En se concentrant sur la demande de restitution d’Aristide, Me Saint-Louis fait un rappel historique en expliquant que cette requête a été l’une des causes du renversement inconstitutionnel d’Aristide en 2004. Il souligne que cette demande, bien qu’elle ait provoqué la colère des puissances impérialistes, reste une dette légitime qui engage la responsabilité de la France. « La demande de restitution produite par le Président Jean-Bertrand Aristide est toujours actuelle. Ce n’est pas une dette morale. C’est une dette financière qui engage la responsabilité de la France. Cette question trouvera une réponse tôt ou tard. Elle a été posée par Jean-Bertrand, pourquoi c’est maintenant qu’elle trouve une résonance dans les secteurs anciennement opposés à Aristide ? Soyons honnêtes ! »

Critiquant encore Leblanc pour avoir ignoré cet aspect central de l’histoire récente d’Haïti, Sonet Saint-Louis déclare : « Edgard Leblanc aurait dû rappeler les difficultés actuelles qui sont les conséquences de la mauvaise gouvernance du pays par ses élites dirigeantes et des choix politiques et économiques imposés par la communauté internationale. » Selon lui, l’allocution de Leblanc aurait pu marquer un tournant, mais au lieu de cela, elle s’est limitée à un discours bien rédigé mais mal orienté, qui n’a pas su aborder les véritables enjeux du pays.
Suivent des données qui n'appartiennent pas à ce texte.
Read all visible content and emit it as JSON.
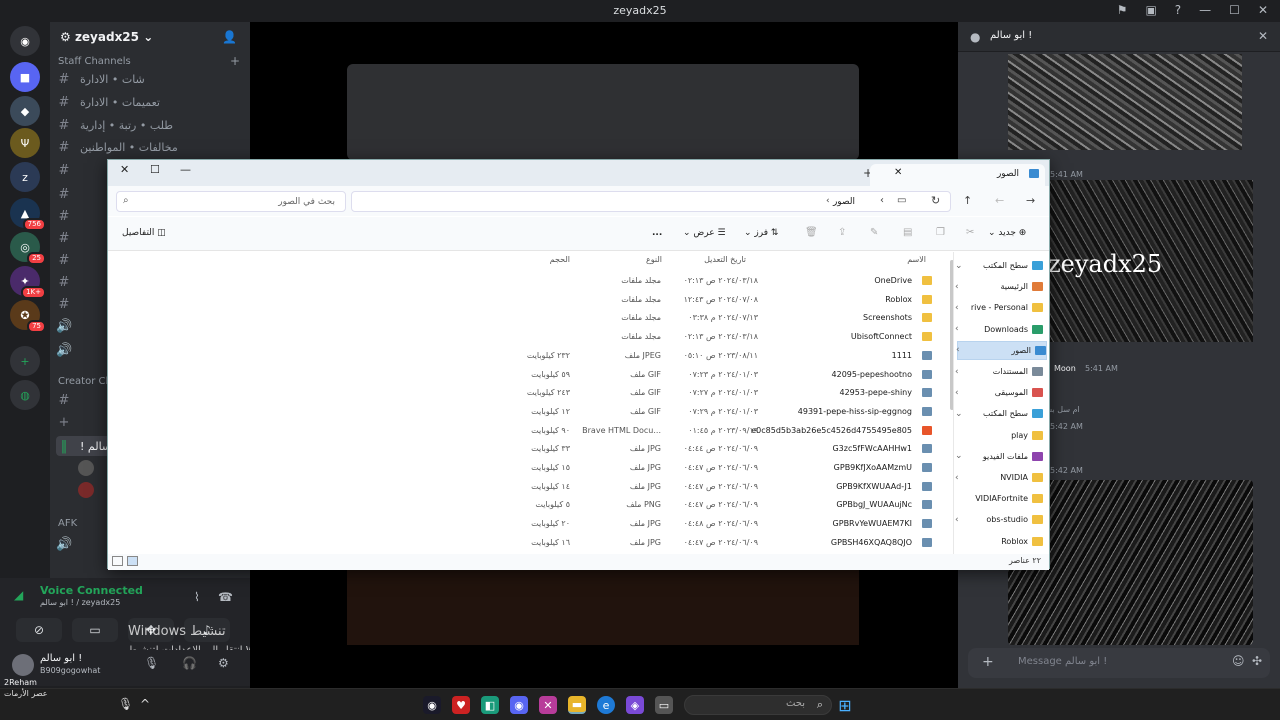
{
  "window_title": "zeyadx25",
  "discord": {
    "guild_name": "zeyadx25",
    "category_staff": "Staff Channels",
    "category_creator": "Creator Cha",
    "category_afk": "AFK",
    "channels": [
      {
        "label": "شات • الادارة",
        "icon": "speech-icon"
      },
      {
        "label": "تعميمات • الادارة",
        "icon": "book-icon"
      },
      {
        "label": "طلب • رتبة • إدارية",
        "icon": "lightbulb-icon"
      },
      {
        "label": "مخالفات • المواطنين",
        "icon": "no-entry-icon"
      }
    ],
    "server_badges": [
      "756",
      "25",
      "1K+",
      "75"
    ],
    "voice_status": "Voice Connected",
    "voice_sub": "ابو سالم ! / zeyadx25",
    "user_name": "ابو سالم !",
    "user_status": "B909gogowhat",
    "username_tag": "2Reham",
    "voice_member": "ابو سالم !",
    "right_panel_title": "ابو سالم !",
    "image_caption": "zeyadx25",
    "time_1": "5:41 AM",
    "moon_name": "Moon",
    "time_2": "5:41 AM",
    "moon_reply": "ام سل بس",
    "time_3": "5:42 AM",
    "time_4": "5:42 AM",
    "message_placeholder": "Message ابو سالم !"
  },
  "windows_watermark": {
    "line1": "Windows تنشيط",
    "line2": "انتقل إلى الإعدادات لتنشيط Windows"
  },
  "taskbar": {
    "search_placeholder": "بحث",
    "notification_text": "عصر الأرمات"
  },
  "explorer": {
    "tab_title": "الصور",
    "search_placeholder": "بحث في الصور",
    "breadcrumb": "الصور",
    "cmd_new": "جديد",
    "cmd_sort": "فرز",
    "cmd_view": "عرض",
    "cmd_more": "...",
    "cmd_details": "التفاصيل",
    "col_name": "الاسم",
    "col_date": "تاريخ التعديل",
    "col_type": "النوع",
    "col_size": "الحجم",
    "nav_items": [
      {
        "label": "سطح المكتب",
        "color": "#3aa0d8",
        "chev": "v"
      },
      {
        "label": "الرئيسية",
        "color": "#e07b39",
        "chev": "<"
      },
      {
        "label": "rive - Personal",
        "color": "#f0c040",
        "chev": "<"
      },
      {
        "label": "Downloads",
        "color": "#2a9d6a",
        "chev": "<"
      },
      {
        "label": "الصور",
        "color": "#3a8bd1",
        "chev": "<",
        "selected": true
      },
      {
        "label": "المستندات",
        "color": "#7a8a99",
        "chev": "<"
      },
      {
        "label": "الموسيقى",
        "color": "#d9534f",
        "chev": "<"
      },
      {
        "label": "سطح المكتب",
        "color": "#3aa0d8",
        "chev": "v"
      },
      {
        "label": "play",
        "color": "#f0c040",
        "chev": ""
      },
      {
        "label": "ملفات الفيديو",
        "color": "#8e44ad",
        "chev": "v"
      },
      {
        "label": "NVIDIA",
        "color": "#f0c040",
        "chev": "<"
      },
      {
        "label": "VIDIAFortnite",
        "color": "#f0c040",
        "chev": ""
      },
      {
        "label": "obs-studio",
        "color": "#f0c040",
        "chev": "<"
      },
      {
        "label": "Roblox",
        "color": "#f0c040",
        "chev": ""
      }
    ],
    "files": [
      {
        "name": "OneDrive",
        "date": "٢٠٢٤/٠٣/١٨ ص ٠٢:١٣",
        "type": "مجلد ملفات",
        "size": "",
        "kind": "folder"
      },
      {
        "name": "Roblox",
        "date": "٢٠٢٤/٠٧/٠٨ ص ١٢:٤٣",
        "type": "مجلد ملفات",
        "size": "",
        "kind": "folder"
      },
      {
        "name": "Screenshots",
        "date": "٢٠٢٤/٠٧/١٣ م ٠٣:٣٨",
        "type": "مجلد ملفات",
        "size": "",
        "kind": "folder"
      },
      {
        "name": "UbisoftConnect",
        "date": "٢٠٢٤/٠٣/١٨ ص ٠٢:١٣",
        "type": "مجلد ملفات",
        "size": "",
        "kind": "folder"
      },
      {
        "name": "1111",
        "date": "٢٠٢٣/٠٨/١١ ص ٠٥:١٠",
        "type": "ملف JPEG",
        "size": "٢٣٢ كيلوبايت",
        "kind": "file"
      },
      {
        "name": "42095-pepeshootno",
        "date": "٢٠٢٤/٠١/٠٣ م ٠٧:٢٣",
        "type": "ملف GIF",
        "size": "٥٩ كيلوبايت",
        "kind": "file"
      },
      {
        "name": "42953-pepe-shiny",
        "date": "٢٠٢٤/٠١/٠٣ م ٠٧:٢٧",
        "type": "ملف GIF",
        "size": "٢٤٣ كيلوبايت",
        "kind": "file"
      },
      {
        "name": "49391-pepe-hiss-sip-eggnog",
        "date": "٢٠٢٤/٠١/٠٣ م ٠٧:٢٩",
        "type": "ملف GIF",
        "size": "١٢ كيلوبايت",
        "kind": "file"
      },
      {
        "name": "e0c85d5b3ab26e5c4526d4755495e805",
        "date": "٢٠٢٣/٠٩/١٩ م ٠١:٤٥",
        "type": "Brave HTML Docu...",
        "size": "٩٠ كيلوبايت",
        "kind": "brave"
      },
      {
        "name": "G3zc5fFWcAAHHw1",
        "date": "٢٠٢٤/٠٦/٠٩ ص ٠٤:٤٤",
        "type": "ملف JPG",
        "size": "٣٣ كيلوبايت",
        "kind": "file"
      },
      {
        "name": "GPB9KfJXoAAMzmU",
        "date": "٢٠٢٤/٠٦/٠٩ ص ٠٤:٤٧",
        "type": "ملف JPG",
        "size": "١٥ كيلوبايت",
        "kind": "file"
      },
      {
        "name": "GPB9KfXWUAAd-J1",
        "date": "٢٠٢٤/٠٦/٠٩ ص ٠٤:٤٧",
        "type": "ملف JPG",
        "size": "١٤ كيلوبايت",
        "kind": "file"
      },
      {
        "name": "GPBbgJ_WUAAujNc",
        "date": "٢٠٢٤/٠٦/٠٩ ص ٠٤:٤٧",
        "type": "ملف PNG",
        "size": "٥ كيلوبايت",
        "kind": "file"
      },
      {
        "name": "GPBRvYeWUAEM7KI",
        "date": "٢٠٢٤/٠٦/٠٩ ص ٠٤:٤٨",
        "type": "ملف JPG",
        "size": "٢٠ كيلوبايت",
        "kind": "file"
      },
      {
        "name": "GPBSH46XQAQ8QJO",
        "date": "٢٠٢٤/٠٦/٠٩ ص ٠٤:٤٧",
        "type": "ملف JPG",
        "size": "١٦ كيلوبايت",
        "kind": "file"
      }
    ],
    "item_count": "٢٢ عناصر"
  }
}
Pour Sonet Saint-Louis, Haïti se trouve à un point critique, où seule une approche réaliste et pragmatique, tant sur le plan interne qu’international, peut éviter la perte définitive du pays. « L’heure est à la réflexion froide et mûrie pour sortir Haïti de cette catastrophe », affirme-t-il, tout en insistant sur le fait que le futur de la nation doit s’appuyer sur des principes d’intégrité, de compétence et de patriotisme.
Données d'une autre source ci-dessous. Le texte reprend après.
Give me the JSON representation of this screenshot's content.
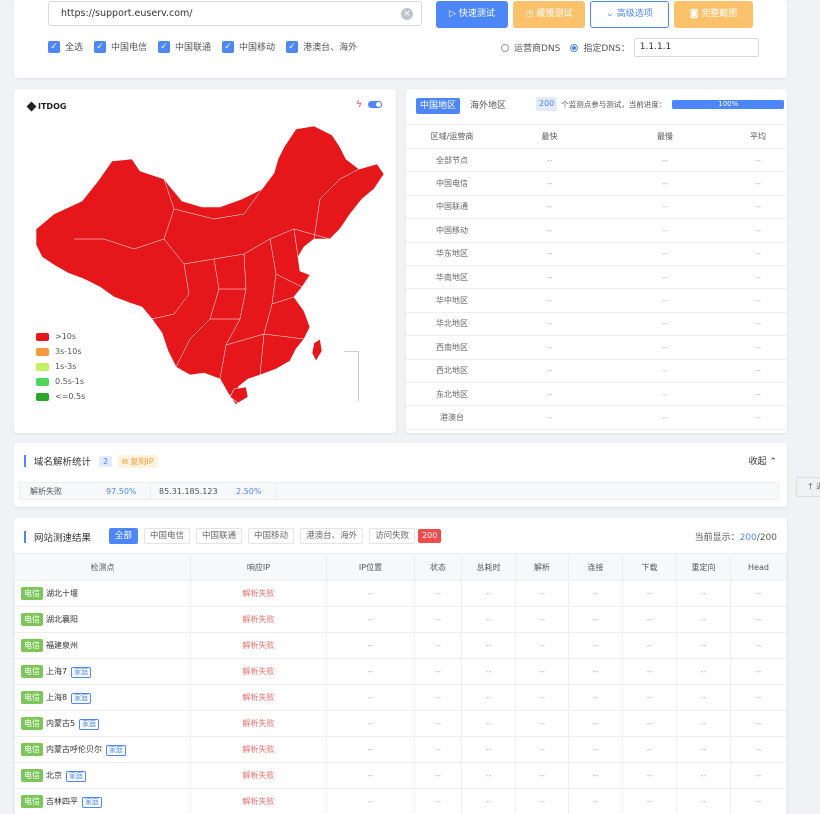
{
  "top": {
    "url": "https://support.euserv.com/",
    "buttons": {
      "quick": "▷ 快速测试",
      "slow": "◷ 缓慢测试",
      "advanced": "⌄ 高级选项",
      "screenshot": "◙ 完整截图"
    },
    "checkboxes": [
      "全选",
      "中国电信",
      "中国联通",
      "中国移动",
      "港澳台、海外"
    ],
    "dns": {
      "isp_label": "运营商DNS",
      "custom_label": "指定DNS：",
      "custom_value": "1.1.1.1"
    }
  },
  "map": {
    "logo": "ITDOG",
    "legend": [
      {
        "label": ">10s",
        "color": "#e5171a"
      },
      {
        "label": "3s-10s",
        "color": "#f39a3b"
      },
      {
        "label": "1s-3s",
        "color": "#c0f064"
      },
      {
        "label": "0.5s-1s",
        "color": "#4dd65a"
      },
      {
        "label": "<=0.5s",
        "color": "#2aa62c"
      }
    ],
    "fill_color": "#e5171a"
  },
  "stats": {
    "tabs": [
      "中国地区",
      "海外地区"
    ],
    "probe_count": "200",
    "probe_text": "个监测点参与测试，当前进度：",
    "progress": "100%",
    "headers": [
      "区域/运营商",
      "最快",
      "最慢",
      "平均"
    ],
    "rows": [
      "全部节点",
      "中国电信",
      "中国联通",
      "中国移动",
      "华东地区",
      "华南地区",
      "华中地区",
      "华北地区",
      "西南地区",
      "西北地区",
      "东北地区",
      "港澳台"
    ],
    "dash": "--"
  },
  "dns_stats": {
    "title": "域名解析统计",
    "count": "2",
    "copy_ip": "⧉ 复制IP",
    "collapse": "收起 ⌃",
    "items": [
      {
        "label": "解析失败",
        "value": "97.50%"
      },
      {
        "label": "85.31.185.123",
        "value": "2.50%"
      }
    ]
  },
  "side_button": "↑ 返",
  "results": {
    "title": "网站测速结果",
    "filters": [
      "全部",
      "中国电信",
      "中国联通",
      "中国移动",
      "港澳台、海外",
      "访问失败"
    ],
    "fail_count": "200",
    "current_label": "当前显示：",
    "current_value": "200",
    "current_total": "/200",
    "headers": [
      "检测点",
      "响应IP",
      "IP位置",
      "状态",
      "总耗时",
      "解析",
      "连接",
      "下载",
      "重定向",
      "Head"
    ],
    "rows": [
      {
        "isp": "电信",
        "name": "湖北十堰",
        "home": "",
        "ip": "解析失败"
      },
      {
        "isp": "电信",
        "name": "湖北襄阳",
        "home": "",
        "ip": "解析失败"
      },
      {
        "isp": "电信",
        "name": "福建泉州",
        "home": "",
        "ip": "解析失败"
      },
      {
        "isp": "电信",
        "name": "上海7",
        "home": "家庭",
        "ip": "解析失败"
      },
      {
        "isp": "电信",
        "name": "上海8",
        "home": "家庭",
        "ip": "解析失败"
      },
      {
        "isp": "电信",
        "name": "内蒙古5",
        "home": "家庭",
        "ip": "解析失败"
      },
      {
        "isp": "电信",
        "name": "内蒙古呼伦贝尔",
        "home": "家庭",
        "ip": "解析失败"
      },
      {
        "isp": "电信",
        "name": "北京",
        "home": "家庭",
        "ip": "解析失败"
      },
      {
        "isp": "电信",
        "name": "吉林四平",
        "home": "家庭",
        "ip": "解析失败"
      }
    ],
    "dash": "--"
  }
}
En conclusion, Sonet Saint-Louis souligne que le discours d’Edgard Leblanc, bien qu’il ait été bien récité, manque de profondeur et de vision. « Aristide a gagné en légitimité. Le temps lui a donné raison pour avoir mis son destin dans la balance de l’histoire. Ce sont des épaulettes qu’il a gagnées sur le terrain des impérialismes. » Edgard Leblanc, conclut-il, a manqué une opportunité cruciale de faire avancer l’agenda national avec plus de clarté et de responsabilité.